As demais candidatas citadas não foram localizadas pela reportagem nos telefones fornecidos pelas campanhas à Justiça Eleitoral.
_____________________________________________________________________________________________________________________________________________________________________
Controle frágil acompanha cota de gênero
26/02/2019
Sob protestos de partidos políticos, o plenário do Tribunal Superior Eleitoral (TSE) confirmou, em maio do ano passado, que pelo menos 30% dos recursos de campanha deveriam ser usados para financiar candidaturas femininas, em mais uma tentativa de aumentar o espaço da mulher na política. Além do dinheiro do fundo partidário, distribuído às legendas anualmente, o pleito do ano passado foi o primeiro a contar com um fundo específico para bancar as campanhas.
À época, a decisão do unânime do TSE foi uma resposta à consulta formulada por um grupo de oito senadoras e seis deputadas federais, sob o argumento de que a parcela de financiamento e o tempo de rádio e TV deveriam seguir o mínimo de 30% previsto nas chamadas cotas de gênero. Também por lei, esse é o percentual que corresponde à proporção mínima obrigatória de candidaturas femininas por cada partido.
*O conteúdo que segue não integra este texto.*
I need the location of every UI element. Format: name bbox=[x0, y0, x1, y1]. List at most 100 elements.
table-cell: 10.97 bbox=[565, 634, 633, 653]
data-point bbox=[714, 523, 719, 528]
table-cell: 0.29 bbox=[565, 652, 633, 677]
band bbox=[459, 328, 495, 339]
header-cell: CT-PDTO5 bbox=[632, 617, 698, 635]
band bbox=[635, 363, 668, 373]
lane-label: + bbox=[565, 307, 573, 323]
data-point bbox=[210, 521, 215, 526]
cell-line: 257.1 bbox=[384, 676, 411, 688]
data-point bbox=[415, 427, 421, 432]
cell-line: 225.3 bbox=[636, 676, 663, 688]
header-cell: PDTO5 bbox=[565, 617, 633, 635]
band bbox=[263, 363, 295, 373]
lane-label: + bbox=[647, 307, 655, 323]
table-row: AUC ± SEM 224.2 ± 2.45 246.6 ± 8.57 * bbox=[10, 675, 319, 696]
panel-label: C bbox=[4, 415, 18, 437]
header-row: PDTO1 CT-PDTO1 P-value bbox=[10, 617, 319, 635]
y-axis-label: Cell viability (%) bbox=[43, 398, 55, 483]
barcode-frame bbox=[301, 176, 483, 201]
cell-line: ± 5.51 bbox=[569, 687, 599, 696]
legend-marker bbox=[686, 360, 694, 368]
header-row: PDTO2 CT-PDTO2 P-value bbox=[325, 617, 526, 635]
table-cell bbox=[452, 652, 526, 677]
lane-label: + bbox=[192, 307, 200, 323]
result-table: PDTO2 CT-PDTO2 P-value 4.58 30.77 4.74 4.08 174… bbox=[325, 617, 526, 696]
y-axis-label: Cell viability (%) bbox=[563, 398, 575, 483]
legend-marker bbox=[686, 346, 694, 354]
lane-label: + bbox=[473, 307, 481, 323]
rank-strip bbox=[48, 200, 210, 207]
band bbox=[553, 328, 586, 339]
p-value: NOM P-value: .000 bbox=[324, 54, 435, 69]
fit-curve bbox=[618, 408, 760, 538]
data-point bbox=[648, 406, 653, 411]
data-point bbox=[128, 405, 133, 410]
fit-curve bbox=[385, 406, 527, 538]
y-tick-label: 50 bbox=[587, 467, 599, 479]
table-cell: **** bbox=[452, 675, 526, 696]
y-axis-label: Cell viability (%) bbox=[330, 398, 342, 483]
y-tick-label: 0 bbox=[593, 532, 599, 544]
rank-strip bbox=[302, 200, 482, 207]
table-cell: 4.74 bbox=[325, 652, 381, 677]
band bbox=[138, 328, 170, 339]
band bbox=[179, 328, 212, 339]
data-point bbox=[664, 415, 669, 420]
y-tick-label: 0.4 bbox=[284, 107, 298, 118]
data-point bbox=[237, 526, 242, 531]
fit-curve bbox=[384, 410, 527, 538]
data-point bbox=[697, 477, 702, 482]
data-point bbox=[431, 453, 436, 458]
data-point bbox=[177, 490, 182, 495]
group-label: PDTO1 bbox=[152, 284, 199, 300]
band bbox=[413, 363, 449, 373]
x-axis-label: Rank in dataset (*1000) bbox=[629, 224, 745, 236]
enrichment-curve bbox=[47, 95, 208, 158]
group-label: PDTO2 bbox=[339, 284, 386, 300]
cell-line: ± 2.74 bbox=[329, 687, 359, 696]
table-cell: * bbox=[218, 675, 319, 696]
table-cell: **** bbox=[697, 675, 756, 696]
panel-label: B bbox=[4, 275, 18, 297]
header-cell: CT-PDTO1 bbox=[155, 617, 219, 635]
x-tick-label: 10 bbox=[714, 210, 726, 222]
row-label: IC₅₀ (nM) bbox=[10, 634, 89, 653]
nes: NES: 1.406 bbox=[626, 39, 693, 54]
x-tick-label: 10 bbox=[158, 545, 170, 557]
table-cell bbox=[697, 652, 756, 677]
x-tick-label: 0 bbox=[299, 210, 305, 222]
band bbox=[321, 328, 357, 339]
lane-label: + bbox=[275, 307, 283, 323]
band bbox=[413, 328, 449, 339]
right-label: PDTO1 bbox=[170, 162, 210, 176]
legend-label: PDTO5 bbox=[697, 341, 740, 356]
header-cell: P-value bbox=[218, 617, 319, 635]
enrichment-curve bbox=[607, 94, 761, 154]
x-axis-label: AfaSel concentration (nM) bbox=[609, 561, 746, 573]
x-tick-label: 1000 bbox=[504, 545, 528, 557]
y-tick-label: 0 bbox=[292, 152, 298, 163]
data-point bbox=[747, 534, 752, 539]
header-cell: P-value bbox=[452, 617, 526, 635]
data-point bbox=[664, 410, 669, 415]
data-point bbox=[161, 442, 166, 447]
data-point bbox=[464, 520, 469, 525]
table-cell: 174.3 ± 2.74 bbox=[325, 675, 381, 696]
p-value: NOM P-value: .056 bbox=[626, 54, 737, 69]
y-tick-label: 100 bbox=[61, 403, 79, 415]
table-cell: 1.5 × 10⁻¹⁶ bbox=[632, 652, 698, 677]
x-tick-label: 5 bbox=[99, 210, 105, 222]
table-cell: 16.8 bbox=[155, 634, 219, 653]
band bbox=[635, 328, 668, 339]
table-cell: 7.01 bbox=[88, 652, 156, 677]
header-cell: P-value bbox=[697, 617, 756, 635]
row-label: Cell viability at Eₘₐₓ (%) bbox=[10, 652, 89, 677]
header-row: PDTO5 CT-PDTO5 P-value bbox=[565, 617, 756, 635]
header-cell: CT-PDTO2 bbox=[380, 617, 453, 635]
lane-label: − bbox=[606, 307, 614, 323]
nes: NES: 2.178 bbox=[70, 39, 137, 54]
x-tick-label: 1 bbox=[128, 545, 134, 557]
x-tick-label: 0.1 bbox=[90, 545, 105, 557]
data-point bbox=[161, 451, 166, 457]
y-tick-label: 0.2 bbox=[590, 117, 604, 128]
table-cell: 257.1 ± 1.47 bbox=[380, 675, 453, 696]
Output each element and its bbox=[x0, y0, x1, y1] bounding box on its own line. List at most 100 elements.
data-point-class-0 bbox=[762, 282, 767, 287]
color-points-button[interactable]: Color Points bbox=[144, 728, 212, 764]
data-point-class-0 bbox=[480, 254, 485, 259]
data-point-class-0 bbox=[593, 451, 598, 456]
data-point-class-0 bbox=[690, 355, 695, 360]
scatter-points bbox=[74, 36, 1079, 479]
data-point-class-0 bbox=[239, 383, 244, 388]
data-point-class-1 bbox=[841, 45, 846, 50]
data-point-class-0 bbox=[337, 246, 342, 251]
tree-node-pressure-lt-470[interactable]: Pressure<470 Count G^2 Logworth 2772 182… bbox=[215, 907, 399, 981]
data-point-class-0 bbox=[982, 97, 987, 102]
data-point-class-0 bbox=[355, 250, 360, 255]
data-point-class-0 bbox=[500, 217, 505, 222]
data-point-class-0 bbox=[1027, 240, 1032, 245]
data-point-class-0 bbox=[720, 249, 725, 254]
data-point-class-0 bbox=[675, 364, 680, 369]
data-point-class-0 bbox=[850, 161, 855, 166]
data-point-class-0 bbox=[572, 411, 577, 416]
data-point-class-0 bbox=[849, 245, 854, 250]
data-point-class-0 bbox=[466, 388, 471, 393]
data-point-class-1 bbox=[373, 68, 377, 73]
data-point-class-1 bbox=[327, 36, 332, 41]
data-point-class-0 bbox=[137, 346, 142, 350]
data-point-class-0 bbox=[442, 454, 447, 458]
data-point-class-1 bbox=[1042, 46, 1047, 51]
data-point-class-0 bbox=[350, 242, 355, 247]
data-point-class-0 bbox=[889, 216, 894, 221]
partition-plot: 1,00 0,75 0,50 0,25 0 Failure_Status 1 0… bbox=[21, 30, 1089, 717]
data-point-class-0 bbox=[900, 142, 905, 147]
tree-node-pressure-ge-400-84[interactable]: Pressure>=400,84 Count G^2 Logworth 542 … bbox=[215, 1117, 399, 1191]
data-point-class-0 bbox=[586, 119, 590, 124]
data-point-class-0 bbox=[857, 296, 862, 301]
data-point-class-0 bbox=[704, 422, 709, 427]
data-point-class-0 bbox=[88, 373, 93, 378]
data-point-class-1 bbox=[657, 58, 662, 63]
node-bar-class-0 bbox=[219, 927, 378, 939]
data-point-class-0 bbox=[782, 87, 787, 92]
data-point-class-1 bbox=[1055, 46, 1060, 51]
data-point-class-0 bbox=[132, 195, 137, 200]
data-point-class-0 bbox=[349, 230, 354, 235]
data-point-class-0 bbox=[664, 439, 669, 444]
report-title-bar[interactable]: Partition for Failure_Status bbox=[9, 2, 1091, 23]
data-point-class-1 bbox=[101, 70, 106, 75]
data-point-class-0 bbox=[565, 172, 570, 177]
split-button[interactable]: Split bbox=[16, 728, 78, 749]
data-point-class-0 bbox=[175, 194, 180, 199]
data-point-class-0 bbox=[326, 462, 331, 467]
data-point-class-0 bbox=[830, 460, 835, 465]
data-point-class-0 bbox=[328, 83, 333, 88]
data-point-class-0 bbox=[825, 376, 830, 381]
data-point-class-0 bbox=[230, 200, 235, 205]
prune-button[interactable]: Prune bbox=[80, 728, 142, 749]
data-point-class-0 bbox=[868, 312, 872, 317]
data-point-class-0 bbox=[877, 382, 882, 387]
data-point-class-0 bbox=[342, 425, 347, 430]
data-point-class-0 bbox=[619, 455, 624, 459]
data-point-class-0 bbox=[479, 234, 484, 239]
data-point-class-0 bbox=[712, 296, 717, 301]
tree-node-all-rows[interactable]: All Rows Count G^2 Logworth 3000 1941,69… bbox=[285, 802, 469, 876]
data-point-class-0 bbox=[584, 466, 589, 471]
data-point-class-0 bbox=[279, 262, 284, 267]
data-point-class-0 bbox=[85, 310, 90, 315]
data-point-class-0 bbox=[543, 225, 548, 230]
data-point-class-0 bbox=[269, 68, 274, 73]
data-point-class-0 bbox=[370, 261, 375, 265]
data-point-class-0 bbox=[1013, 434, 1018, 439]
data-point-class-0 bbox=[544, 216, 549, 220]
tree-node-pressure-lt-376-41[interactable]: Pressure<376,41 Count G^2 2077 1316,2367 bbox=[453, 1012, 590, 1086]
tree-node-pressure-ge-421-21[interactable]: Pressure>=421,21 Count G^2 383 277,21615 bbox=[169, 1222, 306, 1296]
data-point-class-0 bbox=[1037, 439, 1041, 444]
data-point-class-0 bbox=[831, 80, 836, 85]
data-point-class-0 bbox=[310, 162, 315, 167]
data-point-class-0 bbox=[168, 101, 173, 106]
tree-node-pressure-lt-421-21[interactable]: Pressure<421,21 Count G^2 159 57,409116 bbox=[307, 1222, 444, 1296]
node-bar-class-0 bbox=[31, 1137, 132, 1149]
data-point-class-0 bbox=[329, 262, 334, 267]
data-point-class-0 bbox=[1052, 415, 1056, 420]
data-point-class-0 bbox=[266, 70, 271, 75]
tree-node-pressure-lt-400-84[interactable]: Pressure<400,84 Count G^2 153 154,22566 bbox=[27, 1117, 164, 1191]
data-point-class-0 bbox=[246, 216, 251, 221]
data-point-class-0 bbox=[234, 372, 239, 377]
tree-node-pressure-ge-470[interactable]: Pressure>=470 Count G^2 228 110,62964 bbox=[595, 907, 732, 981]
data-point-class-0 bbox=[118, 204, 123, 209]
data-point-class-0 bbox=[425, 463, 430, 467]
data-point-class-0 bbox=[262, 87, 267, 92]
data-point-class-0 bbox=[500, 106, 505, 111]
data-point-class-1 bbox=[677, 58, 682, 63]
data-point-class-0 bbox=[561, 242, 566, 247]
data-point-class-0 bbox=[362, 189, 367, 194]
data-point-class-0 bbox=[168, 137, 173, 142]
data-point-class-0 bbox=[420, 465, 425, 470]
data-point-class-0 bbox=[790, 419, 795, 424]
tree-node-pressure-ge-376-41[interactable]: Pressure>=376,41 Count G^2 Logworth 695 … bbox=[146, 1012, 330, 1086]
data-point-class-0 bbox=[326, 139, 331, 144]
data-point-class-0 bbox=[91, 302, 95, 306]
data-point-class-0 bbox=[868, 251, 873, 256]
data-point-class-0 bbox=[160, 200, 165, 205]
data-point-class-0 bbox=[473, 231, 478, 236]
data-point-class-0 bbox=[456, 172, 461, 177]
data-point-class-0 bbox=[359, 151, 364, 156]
No TSE, o ministro Luís Roberto Barroso sugeriu, e foi seguido pelos demais pares, que os recursos recebidos pelas candidatas deveriam ser usados no interesse de suas próprias campanhas, ficando proibido o emprego deles, no todo ou em parte, para financiar candidaturas masculinas, quando não houver benefício para as campanhas femininas. Na ocasião, Barroso disse que o objetivo não era impedir as chamadas “dobradinhas” com candidatos homens,, mas impedir o desvirtuamento das cotas de gênero —o que tem ocorrido na prática.
Na nota enviada ontem ao GLOBO, o PRB reclamou da determinação da Corte, culpando “essa confusão toda parte de decisões do STF e do TSE”. O partido disse ainda que o assunto precisa ser rediscutido. Para o PRB, “culturalmente os homens participam mais da vida pública e das disputas eleitorais”.
“A reserva das vagas e a aplicação dos recursos em candidaturas femininas, apesar de ser uma tentativa nobre, talvez não seja o melhor caminho para o equilíbrio de gênero na política nacional. Além disso, evitaria esse tipo de dúvida levantada pela reportagem”, afirmou o partido em nota.
Uma outra mudança em vigor na eleição passada fez com que o controle sobre o compartilhamento de santinhos, nas chamadas dobradinhas, ficasse menos eficiente. Em eleições anteriores, era obrigatório registrar doações de materiais de campanha. Isso estabelecia um vínculo de como e com quem os santinhos e afins estavam sendo gastos. Agora, essa informação é opcional nas prestações de contas dos candidatos beneficiados pelas doações, o que reduz a possibilidade de flagrar distorções, como candidatas, na prática, custeando o material de campanha de homens com os recursos destinados a candidaturas femininas.